Michel Sourrouille aborde une question rarement évoquée, « la décroissance des migrations sur une planète close et saturée ». En effet cet aspect sent le souffre puisque l’arrêt des migrations est une thématique portée par l’extrême droite. Mais pas seulement.Sur une planète saturée d’humains, les frontières se ferment. Les lois contre les étrangers se durcissent un peu partout, dans les pays riches comme dans les pays pauvres. La décroissance démographique ne touchera pas seulement les migrants économiques, mais aussi le tourisme de masse. Le plus insoluble sera certainement le statut à donner aux éco-réfugiés, nombre fortement accru par les effets du réchauffement climatique. Cela posera demain un problème peut-être insoluble à l’idée de solidarité humaine.

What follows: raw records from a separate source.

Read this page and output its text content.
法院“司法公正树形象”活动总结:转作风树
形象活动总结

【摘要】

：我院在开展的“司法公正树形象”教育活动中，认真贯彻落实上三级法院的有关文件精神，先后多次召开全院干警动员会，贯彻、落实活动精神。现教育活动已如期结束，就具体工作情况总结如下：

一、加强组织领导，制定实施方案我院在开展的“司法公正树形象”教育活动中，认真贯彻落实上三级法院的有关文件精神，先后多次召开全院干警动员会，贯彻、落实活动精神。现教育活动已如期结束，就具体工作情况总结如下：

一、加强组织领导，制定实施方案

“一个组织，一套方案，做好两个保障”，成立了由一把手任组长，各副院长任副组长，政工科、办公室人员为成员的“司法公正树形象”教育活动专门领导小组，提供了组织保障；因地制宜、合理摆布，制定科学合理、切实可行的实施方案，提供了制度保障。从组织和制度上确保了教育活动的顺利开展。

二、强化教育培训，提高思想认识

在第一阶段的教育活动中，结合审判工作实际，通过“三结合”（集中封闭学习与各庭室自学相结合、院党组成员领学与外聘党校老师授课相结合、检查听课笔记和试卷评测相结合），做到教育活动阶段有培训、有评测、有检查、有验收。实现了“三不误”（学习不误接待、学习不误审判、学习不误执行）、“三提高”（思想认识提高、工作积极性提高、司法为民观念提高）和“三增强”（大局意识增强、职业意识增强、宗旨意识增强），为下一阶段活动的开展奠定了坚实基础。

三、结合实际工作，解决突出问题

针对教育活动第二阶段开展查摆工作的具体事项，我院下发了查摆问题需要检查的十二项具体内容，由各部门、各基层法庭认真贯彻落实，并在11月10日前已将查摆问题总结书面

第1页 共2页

Or, si notre société est devenue une société de forte mobilité, il n’en a pas toujours été ainsi.
Michel Tarrier s’intéresse à une autre question, aussi largement délaissée : « Notre occupation indue des niches écologiques des autres espèces. » Nous serons entre 9 et 10 milliards dans moins d’un siècle, c’est une surcharge planétaire outrancière et délétère puisque nous sommes déjà entrés dans une crise écosystémique et d'extinction massive d'espèces (cette sixième est la nôtre !), avec 24 351 espèces végétales et animales disparues, 11 millions d’hectares de forêt anéanties à jamais et... un pic pétrolier avéré d'un débit de 28 milliards de barils pompés. À quel titre et au nom de quoi et de qui l'espèce humaine se permettrait-elle de proliférer sans limite au détriment de toutes les autres espèces animales et végétales de la Planète ?
Pour clore cet ouvrage collectif, Jean Christophe Vignal peut écrire : « Penser la dénatalité est un exercice difficile ». Difficile, car il heurte le discours de la cécité volontaire sur la croissance économique comme démographique, appuyé sur une écologie facile et optimiste mais irréaliste. Difficile aussi du fait de notre organisation sociale construite au fil du temps sur l'encouragement à 'toujours plus d'hommes', confondant ainsi croissance démographique et viridité ; il ne s’agit pas seulement de limiter les allocations familiales, mais d’interroger l’ensemble des prestations fournies par notre État-providence, jusqu'à questionner notre conception de la transmission et du droit de la famille. Difficile enfin, parce que cerner les conséquences concrètes induites par une décroissance démographique s’inscrivant dans une transition écologique assez forte pour être à la hauteur des enjeux, le tout dans le respect des droits de l’homme, agite tant d'éléments techniques, sociaux, politiques, que ce choix est aussi une aventure.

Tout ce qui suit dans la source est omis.